Beyond the cost of gas, higher oil prices are correlated with higher inflation in general. Because much of the American economy relies on gas to transport goods and provide services, inflated gas prices lead to inflated product and service prices across the board.
Some economists say that corporate profits were behind the majority of America’s increased inflation in 2021, which reached a 40-year high that year. With the nation’s top 25 gas and oil companies raking in a whopping $205 billion during 2021, it’s safe to say they too experienced massive corporate profits.
“Now we can see that it’s price-fixing in the specific sector of oil companies that kept prices high,” Stoller wrote, referencing the US shale oil market and its alleged dealings with OPEC.
Meanwhile, the Wall Street Journal reported that the FTC has forwarded its collusion complaint to the Justice Department to explore potential criminal charges against Sheffield and Pioneer.
And just this week, plaintiffs in a Nevada-based antitrust class action lawsuit alleging that oil companies conspired to drive up consumer costs by limiting supply demanded access to Pioneer’s records regarding Sheffield. It’s not yet clear whether record access will be granted.
“There’s no way to make Americans whole for what oil executives did, but there needs to be a real penalty for schemes of this magnitude,” Stoller wrote. “Will that happen? I doubt it. But it should.”
Sheffield, Big Oil linked to conservative groups
The FTC’s collusion allegations come as Sheffield has also been linked to Project 2025, an ultra-right “blueprint” for policy under a potential second Donald Trump presidential term.
A press release from Accountable.us, an advocacy group focused on holding special interests accountable, says Sheffield and another Pioneer executive have donated nearly $8,000 to Western Energy Alliance’s Political Action Committee since 2011. The oil and gas section of Project 2025, which prioritizes oil company profits and deregulation over consumer costs and environmental concerns, was authored by Western Energy Alliance’s Kathleen Sgamma.
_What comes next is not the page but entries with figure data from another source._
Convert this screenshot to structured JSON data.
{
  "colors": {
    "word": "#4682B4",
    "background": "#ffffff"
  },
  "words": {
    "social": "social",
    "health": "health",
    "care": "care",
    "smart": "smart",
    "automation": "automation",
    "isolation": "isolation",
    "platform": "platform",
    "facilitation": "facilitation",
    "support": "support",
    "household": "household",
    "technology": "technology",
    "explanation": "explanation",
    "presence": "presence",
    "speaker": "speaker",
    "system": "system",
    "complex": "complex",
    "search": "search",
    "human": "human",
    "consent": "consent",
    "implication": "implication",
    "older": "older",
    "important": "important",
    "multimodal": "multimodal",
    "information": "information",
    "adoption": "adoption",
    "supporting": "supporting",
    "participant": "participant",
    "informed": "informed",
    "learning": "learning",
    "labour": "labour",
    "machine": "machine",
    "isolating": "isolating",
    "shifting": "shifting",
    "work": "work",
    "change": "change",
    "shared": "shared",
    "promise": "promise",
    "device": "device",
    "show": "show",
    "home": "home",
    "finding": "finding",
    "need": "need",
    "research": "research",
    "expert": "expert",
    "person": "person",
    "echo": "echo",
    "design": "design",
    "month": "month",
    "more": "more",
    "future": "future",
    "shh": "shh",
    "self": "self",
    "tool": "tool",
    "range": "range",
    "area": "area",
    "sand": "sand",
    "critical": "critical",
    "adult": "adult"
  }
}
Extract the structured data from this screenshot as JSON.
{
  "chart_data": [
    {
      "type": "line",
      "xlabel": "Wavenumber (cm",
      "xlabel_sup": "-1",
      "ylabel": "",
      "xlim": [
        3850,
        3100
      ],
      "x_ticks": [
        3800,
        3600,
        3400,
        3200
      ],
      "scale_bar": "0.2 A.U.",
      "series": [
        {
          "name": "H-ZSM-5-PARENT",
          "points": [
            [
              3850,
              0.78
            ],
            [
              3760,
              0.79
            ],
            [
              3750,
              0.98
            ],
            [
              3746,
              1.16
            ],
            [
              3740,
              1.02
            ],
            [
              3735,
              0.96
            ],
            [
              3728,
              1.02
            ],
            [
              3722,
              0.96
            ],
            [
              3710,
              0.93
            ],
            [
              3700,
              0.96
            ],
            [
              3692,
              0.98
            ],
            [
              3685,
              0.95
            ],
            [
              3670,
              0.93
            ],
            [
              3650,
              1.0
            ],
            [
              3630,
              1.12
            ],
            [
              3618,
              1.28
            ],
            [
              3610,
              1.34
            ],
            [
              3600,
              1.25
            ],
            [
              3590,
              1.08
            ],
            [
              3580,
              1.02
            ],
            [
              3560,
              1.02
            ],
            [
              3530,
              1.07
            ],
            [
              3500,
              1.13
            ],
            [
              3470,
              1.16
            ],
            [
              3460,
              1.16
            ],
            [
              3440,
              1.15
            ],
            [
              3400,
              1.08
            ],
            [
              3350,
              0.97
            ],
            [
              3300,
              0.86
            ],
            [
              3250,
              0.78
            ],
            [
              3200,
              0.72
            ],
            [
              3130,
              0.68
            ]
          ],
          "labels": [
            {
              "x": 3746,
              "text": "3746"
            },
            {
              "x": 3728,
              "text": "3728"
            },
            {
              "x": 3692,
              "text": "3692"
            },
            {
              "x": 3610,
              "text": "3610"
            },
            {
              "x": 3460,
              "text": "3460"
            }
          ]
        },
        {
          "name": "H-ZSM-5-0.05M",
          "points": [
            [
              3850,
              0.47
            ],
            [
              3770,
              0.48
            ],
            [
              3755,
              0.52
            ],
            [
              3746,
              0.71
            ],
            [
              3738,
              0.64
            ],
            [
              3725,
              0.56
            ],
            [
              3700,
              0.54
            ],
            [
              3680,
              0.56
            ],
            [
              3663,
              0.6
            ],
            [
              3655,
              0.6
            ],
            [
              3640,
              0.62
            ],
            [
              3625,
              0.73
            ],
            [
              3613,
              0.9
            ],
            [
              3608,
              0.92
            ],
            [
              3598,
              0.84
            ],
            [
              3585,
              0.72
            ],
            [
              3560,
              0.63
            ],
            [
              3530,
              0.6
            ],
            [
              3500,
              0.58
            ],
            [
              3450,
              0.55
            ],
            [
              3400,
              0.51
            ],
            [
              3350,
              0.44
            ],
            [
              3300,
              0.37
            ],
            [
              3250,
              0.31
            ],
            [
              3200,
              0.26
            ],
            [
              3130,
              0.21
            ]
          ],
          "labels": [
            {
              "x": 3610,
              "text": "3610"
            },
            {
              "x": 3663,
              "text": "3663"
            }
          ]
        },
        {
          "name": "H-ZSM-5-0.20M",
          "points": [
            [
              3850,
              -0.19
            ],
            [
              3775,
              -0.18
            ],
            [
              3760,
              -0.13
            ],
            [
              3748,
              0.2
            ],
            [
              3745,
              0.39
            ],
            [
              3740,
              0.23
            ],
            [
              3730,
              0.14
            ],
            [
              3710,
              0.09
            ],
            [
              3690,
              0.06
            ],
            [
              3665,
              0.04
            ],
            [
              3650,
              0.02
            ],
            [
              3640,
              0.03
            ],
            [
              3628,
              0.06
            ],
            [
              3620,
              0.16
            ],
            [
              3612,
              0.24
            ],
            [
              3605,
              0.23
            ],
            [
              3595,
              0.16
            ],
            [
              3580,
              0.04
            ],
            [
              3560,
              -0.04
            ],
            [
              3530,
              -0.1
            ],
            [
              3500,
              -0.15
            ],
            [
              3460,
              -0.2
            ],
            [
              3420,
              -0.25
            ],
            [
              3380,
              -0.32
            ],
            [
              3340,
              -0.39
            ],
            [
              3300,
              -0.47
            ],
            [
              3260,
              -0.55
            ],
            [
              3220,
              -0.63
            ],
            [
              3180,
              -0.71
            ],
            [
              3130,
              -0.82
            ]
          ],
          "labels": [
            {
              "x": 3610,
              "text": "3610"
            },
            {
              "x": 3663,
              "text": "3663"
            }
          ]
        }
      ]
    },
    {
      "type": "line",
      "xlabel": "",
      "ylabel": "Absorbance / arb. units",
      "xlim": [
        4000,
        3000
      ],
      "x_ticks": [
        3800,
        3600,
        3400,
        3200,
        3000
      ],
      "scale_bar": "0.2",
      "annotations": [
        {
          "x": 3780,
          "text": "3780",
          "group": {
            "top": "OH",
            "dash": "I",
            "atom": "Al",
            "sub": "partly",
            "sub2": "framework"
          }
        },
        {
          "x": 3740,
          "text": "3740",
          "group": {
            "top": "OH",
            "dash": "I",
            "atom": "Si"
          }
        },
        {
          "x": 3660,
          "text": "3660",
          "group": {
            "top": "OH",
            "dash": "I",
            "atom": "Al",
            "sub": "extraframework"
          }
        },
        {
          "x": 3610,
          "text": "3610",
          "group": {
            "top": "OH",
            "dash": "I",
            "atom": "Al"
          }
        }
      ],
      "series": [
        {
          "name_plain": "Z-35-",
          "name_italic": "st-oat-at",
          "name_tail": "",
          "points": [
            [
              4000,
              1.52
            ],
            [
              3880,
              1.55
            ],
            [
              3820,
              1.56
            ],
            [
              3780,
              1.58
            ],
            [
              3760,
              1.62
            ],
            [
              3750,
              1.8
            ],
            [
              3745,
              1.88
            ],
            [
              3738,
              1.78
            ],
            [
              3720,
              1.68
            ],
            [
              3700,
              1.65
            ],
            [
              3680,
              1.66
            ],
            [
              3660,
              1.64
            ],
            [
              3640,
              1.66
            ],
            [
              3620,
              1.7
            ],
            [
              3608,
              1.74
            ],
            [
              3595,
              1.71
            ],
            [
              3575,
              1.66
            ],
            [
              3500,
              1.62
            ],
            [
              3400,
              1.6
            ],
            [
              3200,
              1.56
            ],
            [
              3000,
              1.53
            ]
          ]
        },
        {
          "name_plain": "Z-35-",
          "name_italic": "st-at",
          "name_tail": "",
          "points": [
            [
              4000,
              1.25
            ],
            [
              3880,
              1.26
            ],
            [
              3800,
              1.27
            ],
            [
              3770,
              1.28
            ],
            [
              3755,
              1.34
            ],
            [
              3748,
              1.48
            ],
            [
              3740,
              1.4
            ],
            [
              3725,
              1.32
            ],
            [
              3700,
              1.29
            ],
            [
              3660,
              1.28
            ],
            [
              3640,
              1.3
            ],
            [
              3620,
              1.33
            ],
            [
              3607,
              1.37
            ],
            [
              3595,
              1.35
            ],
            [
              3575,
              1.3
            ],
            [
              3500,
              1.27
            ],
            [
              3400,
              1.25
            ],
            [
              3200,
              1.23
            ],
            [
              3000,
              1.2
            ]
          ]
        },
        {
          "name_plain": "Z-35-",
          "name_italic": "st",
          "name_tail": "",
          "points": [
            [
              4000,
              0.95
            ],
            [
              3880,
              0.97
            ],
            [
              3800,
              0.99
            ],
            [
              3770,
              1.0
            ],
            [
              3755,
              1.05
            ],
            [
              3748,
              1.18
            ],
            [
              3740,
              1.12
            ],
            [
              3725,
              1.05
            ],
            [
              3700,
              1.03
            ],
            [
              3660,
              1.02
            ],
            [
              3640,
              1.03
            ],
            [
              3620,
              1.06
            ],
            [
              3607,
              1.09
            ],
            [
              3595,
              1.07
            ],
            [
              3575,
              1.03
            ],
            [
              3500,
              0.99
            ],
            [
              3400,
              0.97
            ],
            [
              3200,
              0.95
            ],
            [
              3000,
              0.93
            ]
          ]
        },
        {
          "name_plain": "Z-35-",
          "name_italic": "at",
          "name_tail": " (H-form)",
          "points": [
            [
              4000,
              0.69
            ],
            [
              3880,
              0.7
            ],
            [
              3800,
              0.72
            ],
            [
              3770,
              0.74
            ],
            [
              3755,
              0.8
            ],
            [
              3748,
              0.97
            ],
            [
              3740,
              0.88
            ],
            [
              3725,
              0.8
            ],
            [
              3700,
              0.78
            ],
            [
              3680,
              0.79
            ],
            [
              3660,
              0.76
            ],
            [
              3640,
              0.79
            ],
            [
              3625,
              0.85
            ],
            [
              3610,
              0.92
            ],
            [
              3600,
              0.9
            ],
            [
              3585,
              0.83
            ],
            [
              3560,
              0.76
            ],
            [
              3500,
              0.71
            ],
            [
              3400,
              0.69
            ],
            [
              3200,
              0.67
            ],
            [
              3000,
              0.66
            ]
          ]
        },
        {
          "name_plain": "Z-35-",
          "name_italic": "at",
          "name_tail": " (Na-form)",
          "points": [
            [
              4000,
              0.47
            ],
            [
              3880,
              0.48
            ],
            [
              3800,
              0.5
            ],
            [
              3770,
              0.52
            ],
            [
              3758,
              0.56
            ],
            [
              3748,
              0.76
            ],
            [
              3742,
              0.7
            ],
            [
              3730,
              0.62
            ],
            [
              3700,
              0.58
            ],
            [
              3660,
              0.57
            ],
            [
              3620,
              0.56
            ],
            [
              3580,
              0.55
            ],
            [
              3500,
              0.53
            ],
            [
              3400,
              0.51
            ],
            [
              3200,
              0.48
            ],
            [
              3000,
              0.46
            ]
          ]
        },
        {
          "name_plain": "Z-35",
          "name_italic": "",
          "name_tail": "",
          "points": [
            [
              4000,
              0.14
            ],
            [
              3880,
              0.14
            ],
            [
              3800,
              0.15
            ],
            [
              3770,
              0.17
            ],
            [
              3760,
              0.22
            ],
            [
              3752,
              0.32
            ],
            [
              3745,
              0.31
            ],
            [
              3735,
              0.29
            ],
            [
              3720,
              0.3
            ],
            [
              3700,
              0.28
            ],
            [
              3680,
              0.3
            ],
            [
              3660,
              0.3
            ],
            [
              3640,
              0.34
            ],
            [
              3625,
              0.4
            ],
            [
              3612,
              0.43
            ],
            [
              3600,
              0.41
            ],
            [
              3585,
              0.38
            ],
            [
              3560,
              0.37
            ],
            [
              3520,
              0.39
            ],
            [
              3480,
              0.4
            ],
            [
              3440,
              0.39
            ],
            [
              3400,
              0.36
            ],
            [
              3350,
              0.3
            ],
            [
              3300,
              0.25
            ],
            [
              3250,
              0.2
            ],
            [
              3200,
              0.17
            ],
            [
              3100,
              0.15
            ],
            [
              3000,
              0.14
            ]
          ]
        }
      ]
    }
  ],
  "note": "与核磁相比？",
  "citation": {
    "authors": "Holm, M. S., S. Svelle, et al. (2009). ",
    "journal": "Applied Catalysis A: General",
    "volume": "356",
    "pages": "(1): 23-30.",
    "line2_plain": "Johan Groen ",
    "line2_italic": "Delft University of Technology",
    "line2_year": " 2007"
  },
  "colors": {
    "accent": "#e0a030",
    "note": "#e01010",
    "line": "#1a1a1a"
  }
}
A closer look at Sheffield’s own donations reveals that the embattled CEO has personally spent upwards of $750,000 in an effort to shape oil and gas policy. A report from the Revolving Door Project shows that since 2000, Sheffield has given more than $480,000 to fundraising committee campaigns and PACs at both the state and federal level, 94% of which went to Republican, conservative, or corporate PACs.
In Texas alone, Sheffield has contributed a whopping $290,000. This includes upwards of $120,000 in donations to ensure that the Texas Railroad Commission, which wields massive influence as a leading gas, oil, and mining regulator in Texas, remains under the control of Republican leaders.
Trump’s cozy ties to Big Oil
Trump himself also recently vowed to reverse Biden-era environmental regulations in exchange for $1 billion in financial donations from oil companies.
Sources told the Washington Post that Trump asked executives from Chevron, ConocoPhillips, Exxon Mobil, and Continental Resources to support his reelection campaign during a dinner at his Palm Beach, Florida home earlier this month.
And while campaign finance experts have said Trump’s dinnertime request is likely legal, the former president could be liable for breaking a campaign finance rule against soliciting more than the federal limit in campaign contributions from individual donors.
“To the extent that there is this suggestion that these executives raise $1 billion on Trump’s behalf, that would potentially violate federal law,” Erin Chlopak, senior campaign finance director at Campaign Legal Center, told Politico. “A billion dollars is far above the limits. A candidate can’t make that request.”